One thing that genealogists need to do is to always cite their sources. I well remember my early days of family tree searches. I would record new information into three-ring notebooks. (This was long before the invention of the personal computer.) I would write down names, dates, places, and perhaps a bit more information that I was lucky enough to find.
Unfortunately, in those early days I did not write down where I obtained the information. Nobody told me that I needed to do this, and I wasn’t smart enough to figure it out for myself. I simply assumed that everything I found was accurate. After all, it was printed in a book, wasn't it?
As time passed, I frequently found new information that contradicted what I found earlier. When I discovered these discrepancies, I needed to determine which piece of information was more accurate. The question that arose time and again was, “Where did I find that information?” Sadly, I often did not know.
The better solution would have been to always write down where I found the information along with the data itself. This is known as citing your sources. To quote author Elizabeth Shown Mills in her excellent book, Evidence! Citation & Analysis for the Family Historian: "Any statement of fact that is not common knowledge must carry its own individual statement of source. ...Source notes have two purposes: to record the specific location of each piece of data and to record details that affect the use or evaluation of that data."
I am older now and, hopefully, wiser. I have spent many, many hours weeding out incorrect data, and now hopefully I have documented all my sources of information. I wish that someone had told me years ago about the need for source citations; that one step would have saved me many, many hours of backtracking. I hope that, by writing this article, I can influence some genealogy newcomers to have better habits than I did.
Of course, citing a source is not as simple as writing down the name of a book. You also should record the book’s author, publication date, the page on which you found the data, and even the name of the library or other repository where you found that book. Serious genealogists will also record the library’s call number.
Of course, not all genealogy information is found in books. You also find information in hand-written records in courthouses, as well as in family Bibles, on microfilm, on Web pages, in e-mail, and other places. Each source of information may have unique requirements for recording the source references.
My favorite reference for finding out how to record genealogy sources is the book I mentioned earlier: Evidence! Citation & Analysis for the Family Historian by Elizabeth Shown Mills (Genealogical Publishing Company, 1997, ISBN#: 0806315431, http://www.genealogical.com/item_detail.asp?ID=3846.

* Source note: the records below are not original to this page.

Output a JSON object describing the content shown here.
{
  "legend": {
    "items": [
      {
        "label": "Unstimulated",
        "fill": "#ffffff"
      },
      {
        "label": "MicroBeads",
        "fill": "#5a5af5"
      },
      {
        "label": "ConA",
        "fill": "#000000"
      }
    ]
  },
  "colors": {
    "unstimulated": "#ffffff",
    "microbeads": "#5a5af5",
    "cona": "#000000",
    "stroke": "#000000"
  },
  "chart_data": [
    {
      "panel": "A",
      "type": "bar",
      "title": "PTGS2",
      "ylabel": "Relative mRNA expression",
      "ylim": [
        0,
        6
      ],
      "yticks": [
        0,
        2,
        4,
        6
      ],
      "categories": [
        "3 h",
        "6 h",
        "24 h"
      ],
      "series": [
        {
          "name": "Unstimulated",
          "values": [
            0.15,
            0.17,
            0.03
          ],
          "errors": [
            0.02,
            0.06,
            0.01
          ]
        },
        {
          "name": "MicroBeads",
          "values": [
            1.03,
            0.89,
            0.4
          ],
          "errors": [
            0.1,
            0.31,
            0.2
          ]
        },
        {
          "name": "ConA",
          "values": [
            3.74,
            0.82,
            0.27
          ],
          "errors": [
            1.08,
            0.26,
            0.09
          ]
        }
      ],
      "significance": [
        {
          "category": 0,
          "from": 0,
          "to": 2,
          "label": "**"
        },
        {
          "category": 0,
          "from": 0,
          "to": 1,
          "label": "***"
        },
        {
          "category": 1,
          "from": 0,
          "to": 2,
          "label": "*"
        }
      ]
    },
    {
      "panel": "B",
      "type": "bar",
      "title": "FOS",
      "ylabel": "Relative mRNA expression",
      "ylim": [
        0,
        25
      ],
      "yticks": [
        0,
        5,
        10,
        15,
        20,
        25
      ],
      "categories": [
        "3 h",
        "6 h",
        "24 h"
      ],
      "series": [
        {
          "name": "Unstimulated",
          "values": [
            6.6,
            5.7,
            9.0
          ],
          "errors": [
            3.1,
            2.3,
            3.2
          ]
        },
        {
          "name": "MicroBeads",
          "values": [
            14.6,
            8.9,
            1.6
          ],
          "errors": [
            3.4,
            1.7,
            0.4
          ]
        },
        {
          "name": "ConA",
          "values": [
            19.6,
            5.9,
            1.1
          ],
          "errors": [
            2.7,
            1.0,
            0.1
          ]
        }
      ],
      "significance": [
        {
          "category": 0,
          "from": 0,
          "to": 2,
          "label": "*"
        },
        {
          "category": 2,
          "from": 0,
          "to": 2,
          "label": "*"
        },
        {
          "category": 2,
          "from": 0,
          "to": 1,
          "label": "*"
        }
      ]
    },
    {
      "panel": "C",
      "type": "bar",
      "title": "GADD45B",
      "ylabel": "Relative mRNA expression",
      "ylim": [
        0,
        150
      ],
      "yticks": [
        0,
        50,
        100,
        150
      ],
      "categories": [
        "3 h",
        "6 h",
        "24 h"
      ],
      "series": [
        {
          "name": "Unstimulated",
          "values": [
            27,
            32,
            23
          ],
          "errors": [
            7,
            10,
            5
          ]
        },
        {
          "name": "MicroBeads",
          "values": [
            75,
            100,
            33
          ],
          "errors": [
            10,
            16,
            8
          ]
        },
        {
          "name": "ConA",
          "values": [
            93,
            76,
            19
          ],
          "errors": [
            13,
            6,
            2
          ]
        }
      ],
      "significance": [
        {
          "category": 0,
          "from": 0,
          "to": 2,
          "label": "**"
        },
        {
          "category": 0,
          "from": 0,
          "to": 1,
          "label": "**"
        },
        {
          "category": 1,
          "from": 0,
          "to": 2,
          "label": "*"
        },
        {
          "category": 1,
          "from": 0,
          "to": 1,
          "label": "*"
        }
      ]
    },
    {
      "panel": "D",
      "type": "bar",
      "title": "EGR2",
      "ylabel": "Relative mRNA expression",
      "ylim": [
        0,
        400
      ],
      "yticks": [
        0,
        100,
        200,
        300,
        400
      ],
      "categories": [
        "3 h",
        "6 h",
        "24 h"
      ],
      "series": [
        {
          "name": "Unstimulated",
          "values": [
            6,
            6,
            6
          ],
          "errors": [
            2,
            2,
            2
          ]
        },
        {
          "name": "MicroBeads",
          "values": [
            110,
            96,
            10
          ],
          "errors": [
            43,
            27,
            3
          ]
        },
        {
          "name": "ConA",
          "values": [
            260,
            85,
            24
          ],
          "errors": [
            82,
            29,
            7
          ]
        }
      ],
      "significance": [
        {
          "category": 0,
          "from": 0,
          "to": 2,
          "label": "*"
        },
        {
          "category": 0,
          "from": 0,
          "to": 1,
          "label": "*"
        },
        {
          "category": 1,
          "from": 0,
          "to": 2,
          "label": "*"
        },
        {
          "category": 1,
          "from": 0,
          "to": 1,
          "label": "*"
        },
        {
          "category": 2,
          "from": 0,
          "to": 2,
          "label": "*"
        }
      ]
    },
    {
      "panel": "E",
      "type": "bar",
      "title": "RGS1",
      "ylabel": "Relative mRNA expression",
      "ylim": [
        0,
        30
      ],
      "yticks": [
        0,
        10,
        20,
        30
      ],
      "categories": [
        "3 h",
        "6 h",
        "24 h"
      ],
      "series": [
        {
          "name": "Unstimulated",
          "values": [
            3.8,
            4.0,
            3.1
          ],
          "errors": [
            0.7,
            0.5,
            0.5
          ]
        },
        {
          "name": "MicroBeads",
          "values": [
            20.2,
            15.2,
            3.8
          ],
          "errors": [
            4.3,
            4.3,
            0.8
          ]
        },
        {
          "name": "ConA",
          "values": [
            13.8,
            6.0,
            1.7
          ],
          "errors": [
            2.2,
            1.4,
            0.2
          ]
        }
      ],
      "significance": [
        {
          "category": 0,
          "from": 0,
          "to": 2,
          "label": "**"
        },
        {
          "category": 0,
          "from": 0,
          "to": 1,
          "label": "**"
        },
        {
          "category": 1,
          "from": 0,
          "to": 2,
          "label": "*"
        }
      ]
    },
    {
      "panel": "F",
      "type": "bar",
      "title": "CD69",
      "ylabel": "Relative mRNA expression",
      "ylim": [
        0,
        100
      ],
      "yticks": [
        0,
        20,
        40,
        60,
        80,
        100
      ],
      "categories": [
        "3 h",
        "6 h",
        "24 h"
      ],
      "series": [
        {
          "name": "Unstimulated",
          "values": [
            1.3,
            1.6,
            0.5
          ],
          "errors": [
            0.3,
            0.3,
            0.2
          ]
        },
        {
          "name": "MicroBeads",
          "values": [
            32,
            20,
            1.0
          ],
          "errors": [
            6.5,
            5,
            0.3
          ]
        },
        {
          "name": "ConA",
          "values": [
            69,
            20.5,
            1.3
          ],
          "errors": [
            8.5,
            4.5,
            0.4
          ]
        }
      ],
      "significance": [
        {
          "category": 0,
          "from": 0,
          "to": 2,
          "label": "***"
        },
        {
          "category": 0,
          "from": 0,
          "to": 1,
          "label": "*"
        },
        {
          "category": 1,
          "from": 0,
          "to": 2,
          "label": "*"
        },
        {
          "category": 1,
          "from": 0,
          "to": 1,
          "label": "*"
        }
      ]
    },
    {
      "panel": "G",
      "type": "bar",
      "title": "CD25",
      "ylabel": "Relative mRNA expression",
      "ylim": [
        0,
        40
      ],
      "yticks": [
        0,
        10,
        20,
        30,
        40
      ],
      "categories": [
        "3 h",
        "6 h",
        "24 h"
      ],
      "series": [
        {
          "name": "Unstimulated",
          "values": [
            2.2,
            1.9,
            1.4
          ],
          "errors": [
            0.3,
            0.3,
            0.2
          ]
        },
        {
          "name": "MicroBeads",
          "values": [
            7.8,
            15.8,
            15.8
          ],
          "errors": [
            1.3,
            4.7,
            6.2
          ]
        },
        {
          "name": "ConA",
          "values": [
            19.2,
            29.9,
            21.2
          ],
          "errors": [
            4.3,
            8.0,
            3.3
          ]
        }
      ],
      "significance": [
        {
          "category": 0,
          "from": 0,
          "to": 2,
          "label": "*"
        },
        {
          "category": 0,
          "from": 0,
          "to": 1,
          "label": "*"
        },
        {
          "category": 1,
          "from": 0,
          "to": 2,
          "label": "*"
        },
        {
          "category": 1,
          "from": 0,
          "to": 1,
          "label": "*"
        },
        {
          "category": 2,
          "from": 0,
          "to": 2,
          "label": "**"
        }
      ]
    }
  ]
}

Elizabeth Shown Mills also has released a shortened QuickSheet: Citing Online Historical Sources that I reviewed at http://blog.eogn.com/eastmans_online_genealogy/2007/05/quicksheet_citi.html. This, too, is a big help.
An online Web site also gives excellent information about sources. Duke University’s Guide to Library Research Web site includes an item entitled Assembling a List of Works Cited in Your Paper. These Web pages contain a wealth of information about citing articles in books, magazine, journals, letters, personal interviews, and more. It is an excellent reference, although not aimed at the genealogist. The downside is that it does not provide specific information about citing census records, land records, or other genealogy-specific sources of information.
While not as complete as Mills’ book, the Assembling a List of Works Cited in Your Paper still provides information that every genealogist should know. You can read it at: http://www.lib.duke.edu/libguide/works_cited
If you or someone you know is in the early stages of their genealogy quest, I urge you to start recording your sources according to the guidelines of such excellent works as these. The more time passes, the happier you will be that you did so.